At 06:08 PM 1/7/99 -0500, Robert S. Thau wrote:
>Sorry --- I should certainly not have said "immediate", though I'd
>still like to know how anyone thinks they can quantify the cost that
>people are minimizing by going to church, synagogue, mosque, or
>whatever. (Not describe --- quantify).

Who said it needs to be "quantified"? Besides, you've left out the other
part of the equation. Theoretically, they're maximizing their benefit, at
a fairly low cost. Minimizing cost is only part of the deal. Maximizing
benefit (or utility, depending on what sort of econ course you're in ;) is
another very important part.

>What was going into this was really two things. First, I have read
>about some interesting research where they put people in very
>constrained situations where all the costs could in fact be quantified
>pretty exactly (they were having people who were total strangers to
>each other exchanging dollar bills in various ways), and the peoples'
>behavior was not in accord with any reasonable theory of cost
>minimization. But (drattit) I can't find a citation right now.

Be interested in seeing the study, but I'd bet it could be explained by
economics - which also goes well beyond cost minimization (as implied above
- though, of course, econ, as a whole, goes well beyond minimizing
cost/maximizing benefit).

The thing about economics is that in the long run, pretty much anything can
be *explained* by it. However, predicting with economics is a hell of a
lot trickier, because there are very few people (if anyone) who can
realistically factor in *all* the relevant variables. That's why
predictive economics is pretty much a crapshoot of who's got the best model
(determined conclusively only after the fact) - which is, afterall, just a

>The other, which actually set me off, was my extreme annoyance at a
>caller to a talk show featuring Richard Stallman who allowed her
>libertarian doctrine to trump common sense, and rather obnoxiously
>declared if people were paying the FSF money for tapes of freely
>available software, "then your customers are fools".

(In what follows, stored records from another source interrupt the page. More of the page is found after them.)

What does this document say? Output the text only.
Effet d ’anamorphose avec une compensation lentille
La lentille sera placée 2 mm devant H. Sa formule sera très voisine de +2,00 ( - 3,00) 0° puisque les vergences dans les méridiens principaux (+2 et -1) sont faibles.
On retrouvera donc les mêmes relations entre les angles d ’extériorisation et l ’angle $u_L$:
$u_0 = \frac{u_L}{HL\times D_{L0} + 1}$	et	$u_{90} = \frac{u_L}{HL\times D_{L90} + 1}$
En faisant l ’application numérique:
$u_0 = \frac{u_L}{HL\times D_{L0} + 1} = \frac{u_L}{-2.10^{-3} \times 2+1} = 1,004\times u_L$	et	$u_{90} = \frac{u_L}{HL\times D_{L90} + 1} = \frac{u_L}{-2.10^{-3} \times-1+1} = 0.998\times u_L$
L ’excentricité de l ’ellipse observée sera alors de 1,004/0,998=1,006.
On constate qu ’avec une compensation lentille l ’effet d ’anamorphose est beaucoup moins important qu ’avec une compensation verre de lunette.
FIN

Most folks who speak doctrine (no matter what it might be) scare the shit
out of me. Not that I don't do it myself, but I do try to minimize it
whenever possible. Libertarians are pretty bad about screwing up basic
economics. Though, so are most liberals and conservatives as well. Hell,
so do I, for the most part, but at least I'm trying to figure out my
mistakes, and not assume I know everything (yet!).